Por Julio Fajardo Sánchez
sábado 22 de marzo de 2025, 15:19h

Antonio Muñoz Molina escribe sobre la primera vez que fue a un restaurante con su padre y, sentado en un taburete de la barra, le pusieron delante un filete de suela de zapato. Luego continúa su descripción de la comida para establecer una especie de teoría culinaria basada en la lucha de clases. En 1967 debería tener 11 años y yo 25. Íbamos Juby Bustamante, Carlos Oroza, José Luis, Cervino y yo a un comedor de la calle Almirante, llamado Los Barreros, donde nos ponían un bistec al que bautizamos como de vaca milenaria, que debía ser de la misma parte del animal que el que le servían a Antonio y a su padre. El cuchillo era incapaz de entrar entre los nervios y el tenedor rebotaba como en la pared de un frontón. El trabajo de los dientes se hacía eterno y la deglución tardaba varias horas, intentando hacer una masa blanda con la saliva que fuera admitida por los conductos digestivos hasta el estómago.

Los dueños eran asturianos y aseguraban ser del mismo pueblo que Sandra, la que se decía querida de Neruda y de Saura, hija de Negrín, y no sé cuántas cosas más, famosa por organizar todos los años una rifa, en el café Gijón, de un retrato del pintor Rómulo Macció, el que fuera más tarde la pareja de la madre de Cayetana Álvarez de Toledo. Los Barreros estaba a varios metros del Gijón, girando a Recoletos. Ahora allí hay otra cosa, y en el café ya no queda nadie de los que iban antes. Ya no está ni el cerillero que le prestaba dinero a los clientes más necesitados. Todo el que quería destacar en el Madrid de la época hacía allí de turnante del periodismo, de la novela, de la poesía, de la canción, de la pintura y del teatro y el cine. Era un hervidero de tertulias.

Hace unos días he visto una foto de la mesa primera, donde están comiendo varias personas con Juancho Armas Marcelo, celebrando que le han dado el premio Canarias. Los últimos clientes que la ocupaban hace unos años eran Alvarito de Luna, Manolo Aleixandre y Cervino. Cervino ya apenas sale y lo veo por otro lado, y los demás ya no están. El Gijón está lleno de sombras que no existen. Solo es un recuerdo para que por allí se paseen de vez en cuando algunos jóvenes curiosos a escribir una historia que ya se fue. En aquellos años José María García, el Butanito, se había comprado un seiscientos con el primer dinero que le dio Emilio Romero en Pueblo y me fui con él a Arguelles para ver una manifestación de estudiantes que estaba siendo reprimida por la policía. Esto me ha recordado el filete de suela de zapato que se comió Antonio Muñoz Molina con su padre. Entonces era un niño y nosotros estábamos correteando sueltos por la vida entre las calles del barrio.

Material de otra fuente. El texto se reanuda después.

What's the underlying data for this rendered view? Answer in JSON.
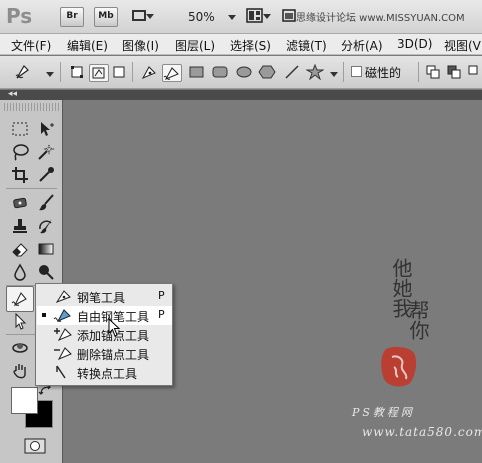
{
  "app": {
    "logo": "Ps",
    "bridge_label": "Br",
    "minibridge_label": "Mb",
    "zoom": "50%",
    "watermark": "思缘设计论坛 www.MISSYUAN.COM"
  },
  "menu": [
    "文件(F)",
    "编辑(E)",
    "图像(I)",
    "图层(L)",
    "选择(S)",
    "滤镜(T)",
    "分析(A)",
    "3D(D)",
    "视图(V)"
  ],
  "options": {
    "magnetic_label": "磁性的",
    "magnetic_checked": false
  },
  "flyout": {
    "items": [
      {
        "label": "钢笔工具",
        "shortcut": "P",
        "icon": "pen-icon",
        "selected": false
      },
      {
        "label": "自由钢笔工具",
        "shortcut": "P",
        "icon": "freeform-pen-icon",
        "selected": true
      },
      {
        "label": "添加锚点工具",
        "shortcut": "",
        "icon": "add-anchor-icon",
        "selected": false
      },
      {
        "label": "删除锚点工具",
        "shortcut": "",
        "icon": "delete-anchor-icon",
        "selected": false
      },
      {
        "label": "转换点工具",
        "shortcut": "",
        "icon": "convert-point-icon",
        "selected": false
      }
    ]
  },
  "colors": {
    "foreground": "#ffffff",
    "background": "#000000",
    "stamp": "#c0392b"
  },
  "artwork": {
    "calligraphy_col1": "他她我",
    "calligraphy_col2": "帮你",
    "site_name": "PS教程网",
    "site_url": "www.tata580.com"
  }
}
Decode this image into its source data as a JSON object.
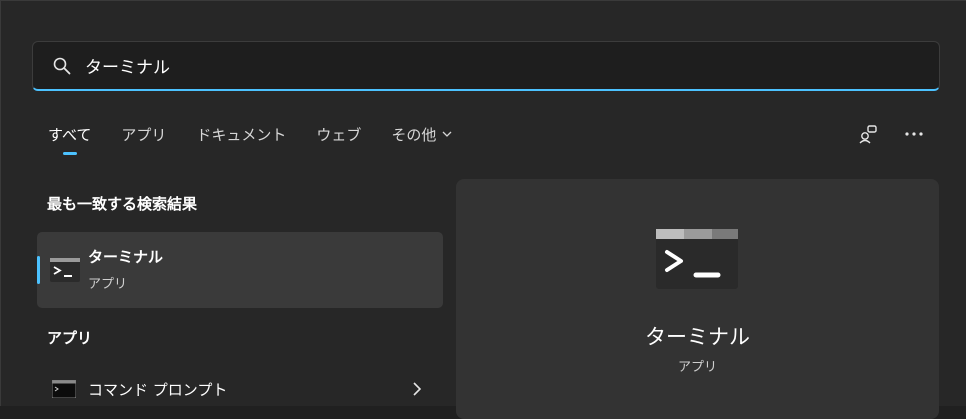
{
  "search": {
    "value": "ターミナル",
    "placeholder": ""
  },
  "tabs": [
    {
      "label": "すべて",
      "active": true
    },
    {
      "label": "アプリ"
    },
    {
      "label": "ドキュメント"
    },
    {
      "label": "ウェブ"
    },
    {
      "label": "その他"
    }
  ],
  "tools": {
    "account_icon": "accounts-icon",
    "more_icon": "more-options-icon"
  },
  "best_match": {
    "section_title": "最も一致する検索結果",
    "name": "ターミナル",
    "type": "アプリ",
    "icon": "terminal-icon"
  },
  "apps": {
    "section_title": "アプリ",
    "items": [
      {
        "name": "コマンド プロンプト",
        "icon": "command-prompt-icon"
      }
    ]
  },
  "preview": {
    "name": "ターミナル",
    "type": "アプリ",
    "icon": "terminal-icon"
  },
  "colors": {
    "accent": "#4cc2ff",
    "background": "#272727",
    "card": "#333333",
    "selected": "#3a3a3a"
  }
}
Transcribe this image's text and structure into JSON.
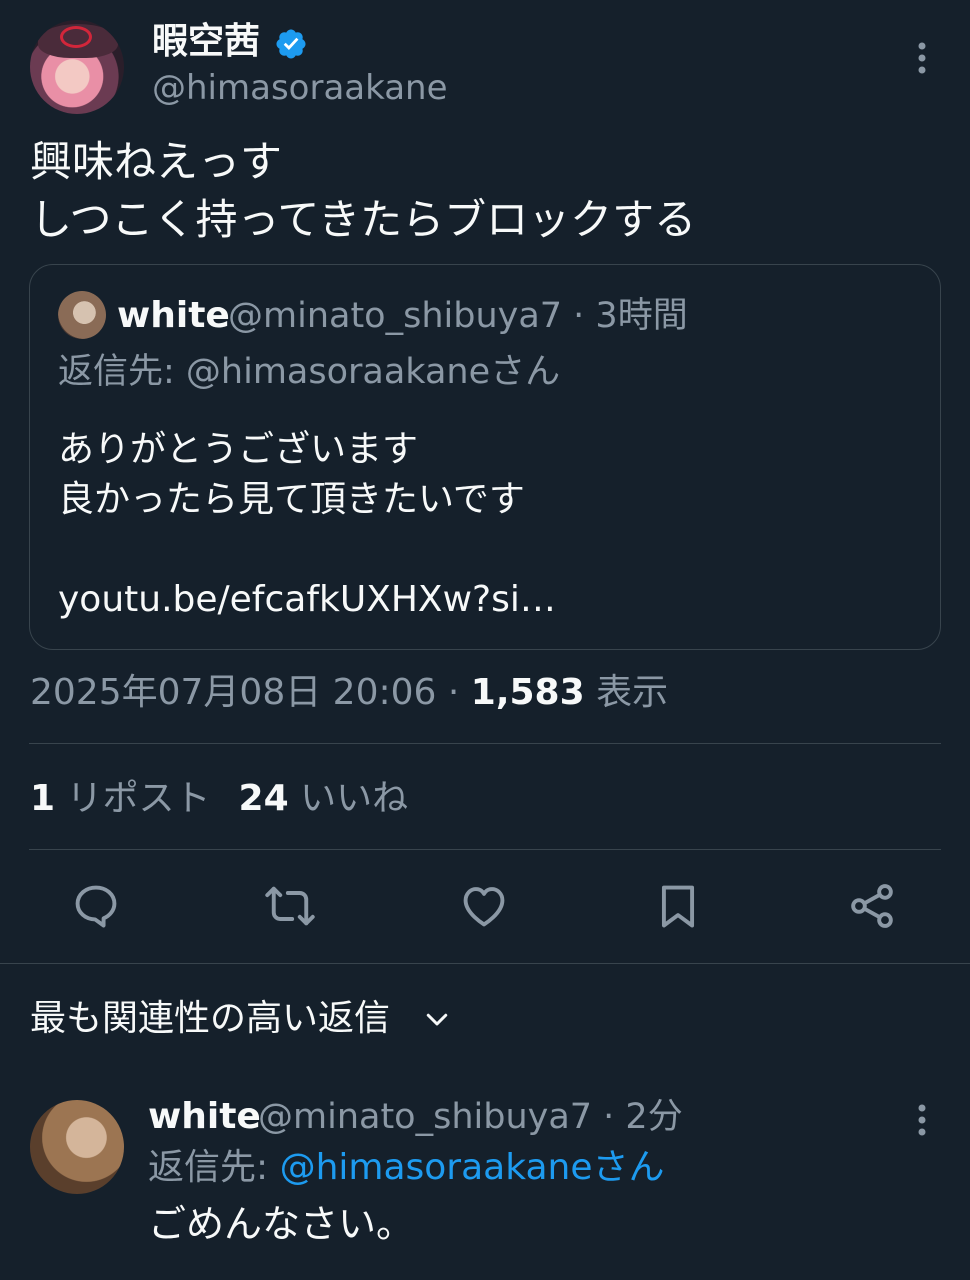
{
  "tweet": {
    "display_name": "暇空茜",
    "handle": "@himasoraakane",
    "text": "興味ねえっす\nしつこく持ってきたらブロックする",
    "verified_icon": "verified-badge-icon",
    "colors": {
      "accent": "#1d9bf0",
      "background": "#15202b",
      "muted": "#8b98a5"
    }
  },
  "quote": {
    "name": "white",
    "meta": "@minato_shibuya7 · 3時間",
    "reply_to": "返信先: @himasoraakaneさん",
    "text": "ありがとうございます\n良かったら見て頂きたいです\n\nyoutu.be/efcafkUXHXw?si…"
  },
  "meta": {
    "timestamp": "2025年07月08日 20:06 · ",
    "views_count": "1,583",
    "views_label": " 表示"
  },
  "stats": {
    "reposts_count": "1",
    "reposts_label": " リポスト",
    "likes_count": "24",
    "likes_label": " いいね"
  },
  "actions": [
    "reply-icon",
    "retweet-icon",
    "like-icon",
    "bookmark-icon",
    "share-icon"
  ],
  "replies": {
    "header": "最も関連性の高い返信",
    "items": [
      {
        "name": "white",
        "meta": "@minato_shibuya7 · 2分",
        "reply_prefix": "返信先: ",
        "reply_mention": "@himasoraakaneさん",
        "text": "ごめんなさい。"
      }
    ]
  }
}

Entre el Gijón y el Oliver, de Marsillach, o el Gades, de Conde de Xiquena. Suelo verlo por las Salesas o por Fernando VI, cuando va a comprar el pan. Ahora debe tener la nevera llena de yogures, pero la pinta de chico humilde de Úbeda no se le ha ido de la cara. Esto es de agradecer cuando hay tantos que se visten de lagarterana, de lujos y metáforas en cuanto consiguen el éxito. Puede ser que en Madrid todavía queden lugares donde pongan filetes de vaca milenaria, pero me extraña. La última vez que comí en un sitio de comida popular fue en la Latina y lo hice estupendamente. Todo casero y bueno. No está nada mal Madrid para comer. Hay que pedir reserva en todas partes y los platos son muy ricos. Nada que ver con un bistec de suela de zapato ni con los platos preparados de Mercadona que ahora sirven para poner de manifiesto los excesos del mundo cruel del capital.